Arruebarrena could actually stand to pick up a pointer or two from Ortiz in the ways of the home run pimp. Papi homered against the Rays on Sunday, offered a bat flip that was significant even by his own expansive standards, then took his usual glacial trip around the bases. (At 29.3 seconds, it was his sixth-slowest of the season, and the ninth-slowest overall this year; watch it here.) Rays starter Chris Archer said after the game in a Tampa Tribune report, “I don’t know what makes him think he can showboat the way he does and then nobody retaliate, nobody look at him in a funny way, nobody pitch him inside,” and that “he feels like he’s bigger than the game. He feels like the show is all about him.”
Ortiz’s ready response: “He’s not the right guy to be saying that, I think. He’s got two days in the league, and to be [whining] and complaining about stuff like that … what else?”
Boom. Get some time in the game, Chris Archer, and then come see me. Ortiz has earned leeway via nine All-Star selections and five top-5 MVP finishes. He hit more homers in 2006 than Chris Archer has career starts. This is precisely what baseball’s hierarchy looks like.
Moving back to the minors: Arrubebarrena signed a five-year, $25 million deal with the Dodgers out of Cuba in the off-season, and said that he was like countryman Yasiel Puig when it came to flair. Unlike Puig, however, the shortstop has not yet earned his right to pimp at will, at least in the eyes of his opponents. Also worth noting: Puig does not crack this year’s 10 slowest trots. Arruebarrena is not David Ortiz (not yet, anyway), and doing something like that in so pronounced a blowout is certain to elicit a response. Apparently, he had no idea about the mechanics of it all.

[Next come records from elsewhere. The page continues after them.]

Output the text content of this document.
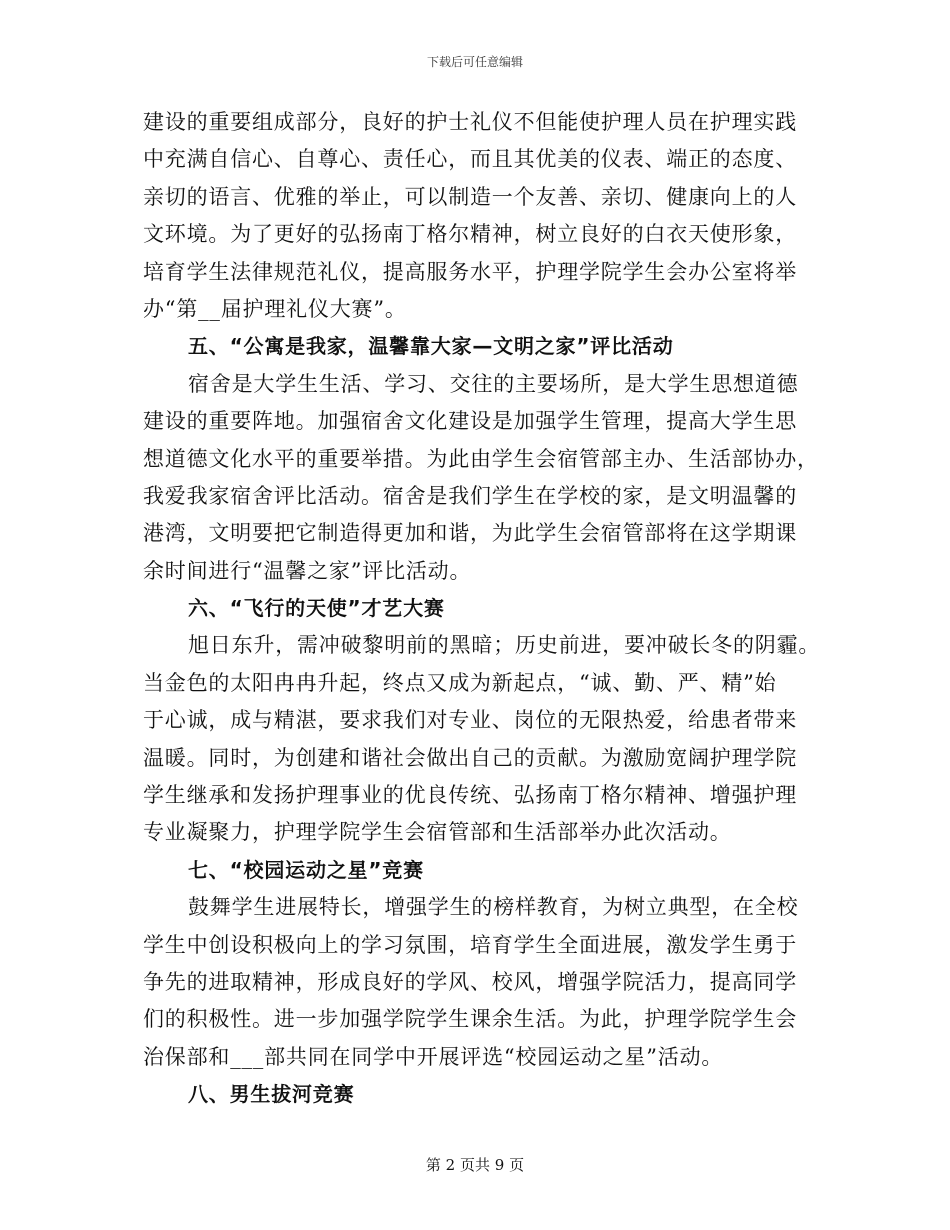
下载后可任意编辑
建设的重要组成部分，良好的护士礼仪不但能使护理人员在护理实践
中充满自信心、自尊心、责任心，而且其优美的仪表、端正的态度、
亲切的语言、优雅的举止，可以制造一个友善、亲切、健康向上的人
文环境。为了更好的弘扬南丁格尔精神，树立良好的白衣天使形象，
培育学生法律规范礼仪，提高服务水平，护理学院学生会办公室将举
办“第__届护理礼仪大赛”。
五、“公寓是我家，温馨靠大家—文明之家”评比活动
宿舍是大学生生活、学习、交往的主要场所，是大学生思想道德
建设的重要阵地。加强宿舍文化建设是加强学生管理，提高大学生思
想道德文化水平的重要举措。为此由学生会宿管部主办、生活部协办，
我爱我家宿舍评比活动。宿舍是我们学生在学校的家，是文明温馨的
港湾，文明要把它制造得更加和谐，为此学生会宿管部将在这学期课
余时间进行“温馨之家”评比活动。
六、“飞行的天使”才艺大赛
旭日东升，需冲破黎明前的黑暗；历史前进，要冲破长冬的阴霾。
当金色的太阳冉冉升起，终点又成为新起点，“诚、勤、严、精”始
于心诚，成与精湛，要求我们对专业、岗位的无限热爱，给患者带来
温暖。同时，为创建和谐社会做出自己的贡献。为激励宽阔护理学院
学生继承和发扬护理事业的优良传统、弘扬南丁格尔精神、增强护理
专业凝聚力，护理学院学生会宿管部和生活部举办此次活动。
七、“校园运动之星”竞赛
鼓舞学生进展特长，增强学生的榜样教育，为树立典型，在全校
学生中创设积极向上的学习氛围，培育学生全面进展，激发学生勇于
争先的进取精神，形成良好的学风、校风，增强学院活力，提高同学
们的积极性。进一步加强学院学生课余生活。为此，护理学院学生会
治保部和___部共同在同学中开展评选“校园运动之星”活动。
八、男生拔河竞赛
第 2 页共 9 页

Reno did respond, as baseball teams have always responded: A message pitch to Arruebarrena during his first at-bat the following day, a high-and-tight number that had him ducking out of the way. He went on to strike out during the at-bat, during which time he committed the first of his mistakes: He got mad over standard procedure, executed responsibly, initiated by his own action that was far beyond the gray area of acceptability.
After the strikeout, catcher Blake Lalli apparently brushed Arruebarrena during the process of throwing the ball around the horn, and the batter got angry. The batter started jawing. The batter shoved Lalli and threw his helmet at another advancing member of the Aces. This is where Arruebarrena committed the second of his mistakes: When Aces players came a’charging, the shortstop ran, first around the back of the quickly forming scrum, then backpedaling to better keep his eyes on the two Aces in pursuit. That didn’t work, of course—he was quickly blindsided by a third Reno player, and all hell broke loose.

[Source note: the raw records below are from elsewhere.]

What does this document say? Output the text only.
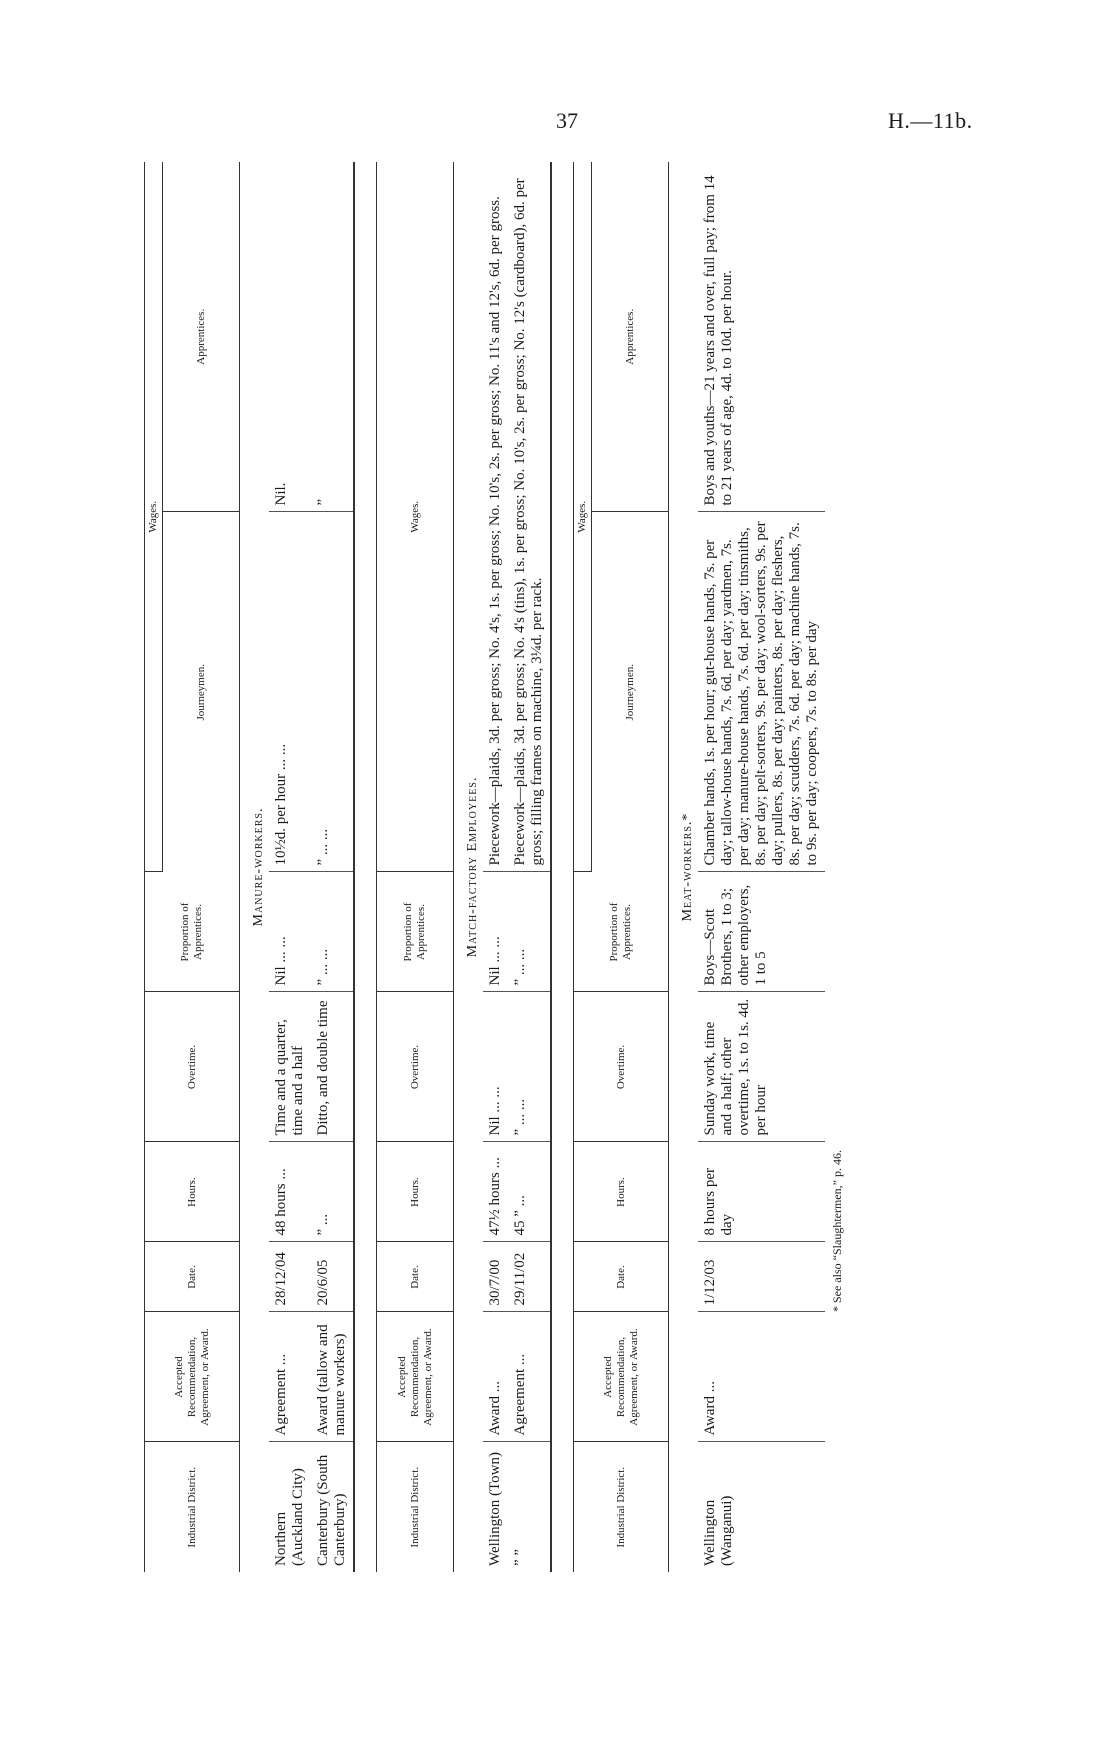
37	H.—11b.
Industrial District.	Accepted Recommendation, Agreement, or Award.	Date.	Hours.	Overtime.	Proportion of Apprentices.	Wages.	
						Journeymen.	Apprentices.
Manure-workers.							
Northern (Auckland City)	Agreement ...	28/12/04	48 hours ...	Time and a quarter, time and a half	Nil ... ...	10½d. per hour ... ...	Nil.
Canterbury (South Canterbury)	Award (tallow and manure workers)	20/6/05	” ...	Ditto, and double time	” ... ...	” ... ...	”

Industrial District.	Accepted Recommendation, Agreement, or Award.	Date.	Hours.	Overtime.	Proportion of Apprentices.	Wages.
Match-factory Employees.						
Wellington (Town)	Award ...	30/7/00	47½ hours ...	Nil ... ...	Nil ... ...	Piecework—plaids, 3d. per gross; No. 4's, 1s. per gross; No. 10's, 2s. per gross; No. 11's and 12's, 6d. per gross.
” ”	Agreement ...	29/11/02	45 ” ...	” ... ...	” ... ...	Piecework—plaids, 3d. per gross; No. 4's (tins), 1s. per gross; No. 10's, 2s. per gross; No. 12's (cardboard), 6d. per gross; filling frames on machine, 3¼d. per rack.

Industrial District.	Accepted Recommendation, Agreement, or Award.	Date.	Hours.	Overtime.	Proportion of Apprentices.	Wages.	
						Journeymen.	Apprentices.
Meat-workers.*							
Wellington (Wanganui)	Award ...	1/12/03	8 hours per day	Sunday work, time and a half; other overtime, 1s. to 1s. 4d. per hour	Boys—Scott Brothers, 1 to 3; other employers, 1 to 5	Chamber hands, 1s. per hour; gut-house hands, 7s. per day; tallow-house hands, 7s. 6d. per day; yardmen, 7s. per day; manure-house hands, 7s. 6d. per day; tinsmiths, 8s. per day; pelt-sorters, 9s. per day; wool-sorters, 9s. per day; pullers, 8s. per day; painters, 8s. per day; fleshers, 8s. per day; scudders, 7s. 6d. per day; machine hands, 7s. to 9s. per day; coopers, 7s. to 8s. per day	Boys and youths—21 years and over, full pay; from 14 to 21 years of age, 4d. to 10d. per hour.
* See also “Slaughtermen,” p. 46.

Arruebarrena’s third and biggest mistake of the day is a life lesson worth noting by all of us: Never start a fight you’re not willing to finish. And unless 20 yards’ worth of backpedal means something different in Havana than it means in Nevada, Arruebarrena wanted nothing to do with fisticuffs. One thing the shortstop must learn when it comes to baseball in this country is that flair is more acceptable than it ever has been, thanks to guys like Puig, but there must be substance behind it. Ortiz has earned it through a Hall-of-Fame career. Puig started earning it his very first week in the big leagues, when he was willing to throw down during a game in which he earlier had gotten drilled in the face.
It’s all a matter of building respect among teammates before asking them to raise fists on your behalf, and opponents before expecting that they’ll overlook your knuckleheaded, offensive behavior. To judge by his actions on Friday, Arruebarrena still has a lot to learn.